Occidental Petroleum Corp. said Tuesday that net income rose 28 percent in the third quarter as it set production records and sold oil and gas for higher prices than last year.
The Los Angeles company said production will grow again in the final three months of the year, although the focus will be on oil, which can generate higher profits with its current price above $80.
Stephen Chazen, who was tapped to replace outgoing CEO Ray Irani next year, told analysts that natural gas production would be flat in the fourth quarter. Natural gas is trading around $3.50 per 1,000 cubic feet, a price Chazen referred to as "not very exciting."
New techniques in drilling in shale formations have allowed companies to access decades worth of natural gas in fields in Appalachia, Texas and other parts of the U.S. This has led to overproduction, which has kept a lid on prices.
Still, Occidental's oil and gas business saw profit rise by 19 percent in the third quarter because prices for both fuels were higher than a year ago.
Oppenheimer & Co. analyst Fadel Gheit said he thinks Occidental is doing the right thing by slowing natural gas production. Some companies have pressed ahead with natural gas projects because of contract rules that force them to keep producing or lose their lease. Occidental doesn't have that problem, Gheit said.
"They're not going to drill just to get that gas out of the ground, and they don't have the room to process it anyway," he said. The company also said problems with a natural gas processing plant in California will hurt production.
Occidental shares dropped 5 percent, or $4.25, to $81.20. Shares fell across the petroleum industry as crude, heating oil and gasoline futures prices tumbled.

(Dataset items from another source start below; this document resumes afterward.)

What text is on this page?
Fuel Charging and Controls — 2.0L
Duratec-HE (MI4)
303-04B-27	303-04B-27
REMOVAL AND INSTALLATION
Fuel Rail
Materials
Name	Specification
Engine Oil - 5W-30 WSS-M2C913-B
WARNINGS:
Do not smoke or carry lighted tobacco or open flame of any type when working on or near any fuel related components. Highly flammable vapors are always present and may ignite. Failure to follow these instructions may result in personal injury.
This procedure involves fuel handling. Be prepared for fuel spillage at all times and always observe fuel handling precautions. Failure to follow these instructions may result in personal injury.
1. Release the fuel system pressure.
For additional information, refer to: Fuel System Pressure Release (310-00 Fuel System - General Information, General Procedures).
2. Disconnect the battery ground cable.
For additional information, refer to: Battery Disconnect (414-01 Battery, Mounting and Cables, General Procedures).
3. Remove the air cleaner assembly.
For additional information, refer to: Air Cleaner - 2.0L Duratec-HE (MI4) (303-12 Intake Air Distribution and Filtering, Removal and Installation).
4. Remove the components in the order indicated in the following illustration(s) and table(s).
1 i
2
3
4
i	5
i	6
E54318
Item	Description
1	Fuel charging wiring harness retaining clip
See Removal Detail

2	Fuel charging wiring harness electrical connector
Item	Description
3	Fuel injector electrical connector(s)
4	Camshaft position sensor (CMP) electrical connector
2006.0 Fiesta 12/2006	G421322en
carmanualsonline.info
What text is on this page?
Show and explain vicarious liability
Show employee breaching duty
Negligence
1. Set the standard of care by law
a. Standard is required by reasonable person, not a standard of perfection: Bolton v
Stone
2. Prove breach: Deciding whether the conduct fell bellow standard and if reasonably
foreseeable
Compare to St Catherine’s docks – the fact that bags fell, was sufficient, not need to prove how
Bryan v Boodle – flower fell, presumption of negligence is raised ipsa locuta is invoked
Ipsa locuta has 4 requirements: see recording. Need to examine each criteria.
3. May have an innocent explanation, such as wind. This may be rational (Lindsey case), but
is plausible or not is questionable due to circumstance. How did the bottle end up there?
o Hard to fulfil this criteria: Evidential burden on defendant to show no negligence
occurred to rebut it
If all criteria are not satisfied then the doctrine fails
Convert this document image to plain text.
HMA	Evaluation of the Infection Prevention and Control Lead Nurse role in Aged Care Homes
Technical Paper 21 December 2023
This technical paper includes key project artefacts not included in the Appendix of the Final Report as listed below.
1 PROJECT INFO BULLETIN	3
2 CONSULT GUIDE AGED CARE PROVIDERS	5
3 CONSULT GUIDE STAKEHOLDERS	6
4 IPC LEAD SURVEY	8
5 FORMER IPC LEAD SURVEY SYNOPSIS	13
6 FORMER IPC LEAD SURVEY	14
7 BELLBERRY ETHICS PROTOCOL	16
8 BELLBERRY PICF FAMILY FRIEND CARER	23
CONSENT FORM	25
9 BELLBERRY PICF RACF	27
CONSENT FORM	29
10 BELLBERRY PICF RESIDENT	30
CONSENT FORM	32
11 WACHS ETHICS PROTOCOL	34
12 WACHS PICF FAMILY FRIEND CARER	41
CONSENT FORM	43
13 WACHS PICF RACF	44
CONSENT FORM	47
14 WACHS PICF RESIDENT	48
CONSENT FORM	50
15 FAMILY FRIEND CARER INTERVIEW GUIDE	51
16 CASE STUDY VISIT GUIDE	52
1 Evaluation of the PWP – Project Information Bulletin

Occidental's net income rose to $1.19 billion, or $1.46 per share, for the third quarter. That compares with $927 million, or $1.14 per share, in the same period last year. Revenue rose 19.3 percent to $4.9 billion. Analysts had expected earnings of $1.34 per share on revenue of $4.75 billion.
The company said its petroleum fields produced the equivalent of 751,000 barrels of oil per day in the third quarter, a company record and an increase of 6.5 percent from the prior year. Occidental took in about $8 more per barrel of oil and $1.16 more per 1,000 cubic feet of gas than a year ago, and the company's production business reported profit of $1.75 billion, compared with $1.46 billion a year earlier.
The company said it plans to spend about $300 million on oil and gas acquisitions in the first part of the fourth quarter and add another 480,000 acres of acreage in California and other areas.
Unlike other large oil companies, Occidental doesn't own refineries, which have struggled recently to pass higher oil costs along to customers. Occidental also doesn't operate offshore wells in the Gulf of Mexico, where new regulations have slowed drilling projects considerably.
Occidental instead relies on onshore fields in the U.S., the Middle East, North Africa and Latin America. The company said that quarterly production increases were primarily due to better yields from the Middle East and North Africa.
Last week, Occidental announced that CEO Ray Irani would relinquish his position as CEO in May and take a pay cut. The move was made in consultation with investors, who had criticized lavish compensation packages that paid Irani nearly $150 million from 2006 to 2009.